They each ripped open a little present and sat silent for a moment.

With a budding sarcasm I didn’t even know was growing in him, Zach finally said, “Another Hotwheels car. Big surprise.”

The incident prompted the first of many conversations about being grateful when you receive a gift. The same pep talk we will be having again in a couple of weeks: “Whenever you get a gift--regardless of what it is--you should SAY, ‘Thank you. Thank you for thinking of me.’”

And with a few more years of practice we might be able to pull off a convincing gratitude act.

Beyond being polite, it’s the way we remind ourselves that someone spent time, effort, and money with me in mind. This kind of gratitude is rehearsed, polite, and necessary.

Gratitude starts here, but this is not its end.

Contrast that experience with the long suffering experience of hearing the boys plead and beg year after year for a Nintendo Wii. In 2010 on Christmas morning, when they opened two Wii remotes and an empty box, they were confused and breathlessly hopeful.
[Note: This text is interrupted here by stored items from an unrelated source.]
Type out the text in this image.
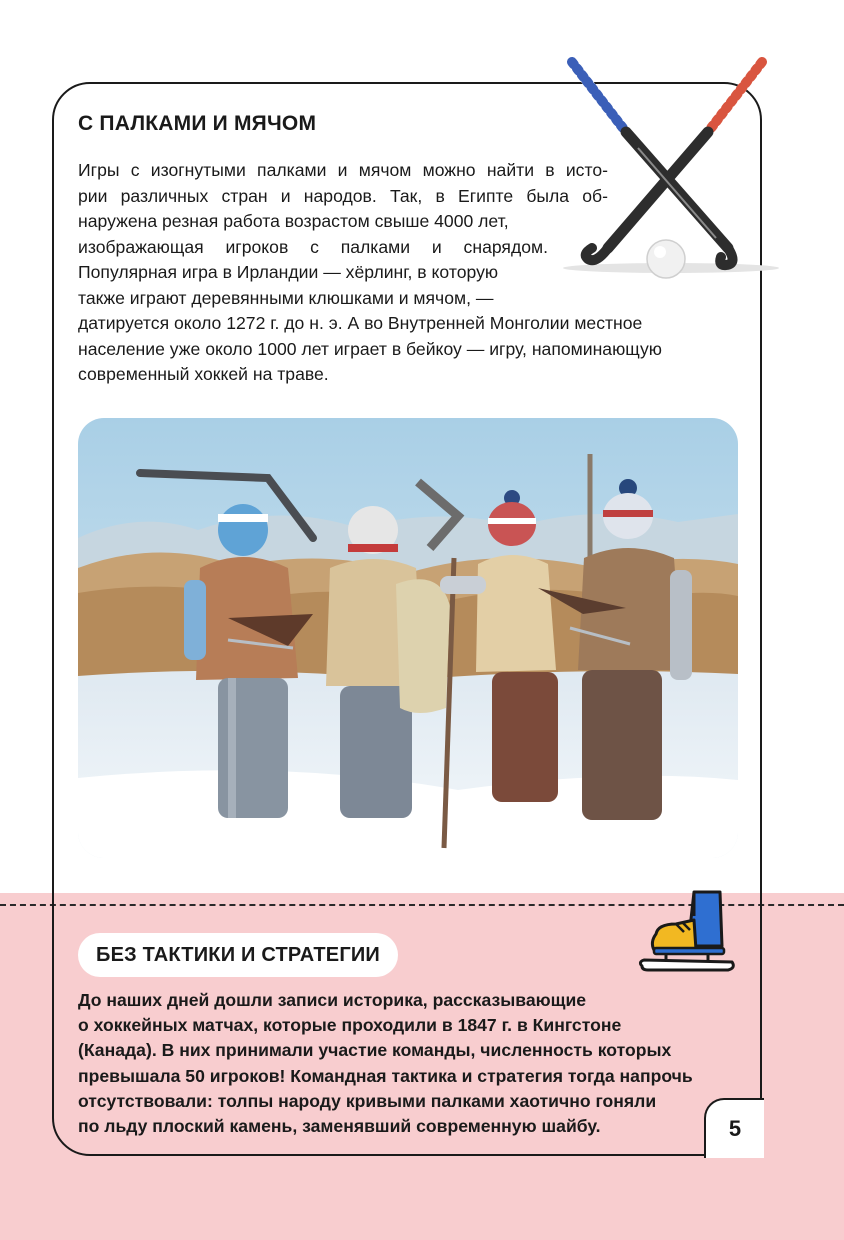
С ПАЛКАМИ И МЯЧОМ
Игры с изогнутыми палками и мячом можно найти в исто-
рии различных стран и народов. Так, в Египте была об-
наружена резная работа возрастом свыше 4000 лет,
изображающая игроков с палками и снарядом.
Популярная игра в Ирландии — хёрлинг, в которую
также играют деревянными клюшками и мячом, —
датируется около 1272 г. до н. э. А во Внутренней Монголии местное
население уже около 1000 лет играет в бейкоу — игру, напоминающую
современный хоккей на траве.
БЕЗ ТАКТИКИ И СТРАТЕГИИ
До наших дней дошли записи историка, рассказывающие
о хоккейных матчах, которые проходили в 1847 г. в Кингстоне
(Канада). В них принимали участие команды, численность которых
превышала 50 игроков! Командная тактика и стратегия тогда напрочь
отсутствовали: толпы народу кривыми палками хаотично гоняли
по льду плоский камень, заменявший современную шайбу.	5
In a rare moment of parental readiness, I got it on video. 



After a few minutes of urgently explaining to mom and dad that “you need a Wii machine, not just remotes,” we sent them downstairs where the “Wii machine” was ready to be enjoyed.



Elated and excited, Zach and Levi took control of the remotes and Spencer sat down, began smacking his head and said, “I think I’m dreaming!”

Now I realize the cost and anticipation level for a Hotwheels car and a Wii are different. The analogy breaks down here because the Wii is no longer the fulfillment of all our entertainment cravings.

But I use the example to propose that sincere gratitude is born out of the recognition of what we lack. A need. A longing.

It is a strange dichotomy.

A fragile connection exists between pain and pleasure, hunger and fullness, need and thanksgiving. Without the first, it is nearly impossible to explain or experience the other.

Can I truly be thankful for my health when I have not walked through the valley of chronic pain or illness?

Can I truly be thankful for my meal when food has been available every day of my life?

Can I truly be thankful for peace and freedom when I have only read of war?

Can I truly be thankful for God’s forgiveness if I do not accurately understand the extent of my sin?

For all these things I can be--and am--politely thankful in the way I have rehearsed with my boys.

But there are things which illicit that squealing, head-smacking, “I think I’m dreaming!” sort of response, and I doubt it’s your new Wii.

It might be the baby you waited a decade or more to conceive or adopt.

It might be one day of feeling good in the middle of a long stretch of feeling horrible.

It might be a resurrected marriage.

Maybe it’s a fresh understanding of God’s gracious rescue in Christ.

Even this degree of gratitude isn’t the end. Just as need produced the head-smacking gratitude, the fruit of gratitude is unbridled generosity.

Those who have seen war willingly give their lives to ensure their families can enjoy peace.

Those who have suffered through chronic pain willingly give time and effort to relieve the suffering of another.

Those who have witnessed a resurrected marriage willingly give counsel to anyone suffocating in a dying marriage.

Need presupposes gratitude.

Gratitude produces generosity.

Generosity meets the needs of another, and the cycle repeats.

Over time, we might be surprised to find ourselves genuinely grateful even for our need, because it is the fertile soil where gratitude takes root and generosity blossoms.

You may even find yourself smacking your head and saying, “Thankful for my need?! I think I’m dreaming!”

But I assure you, Friend, you’re not.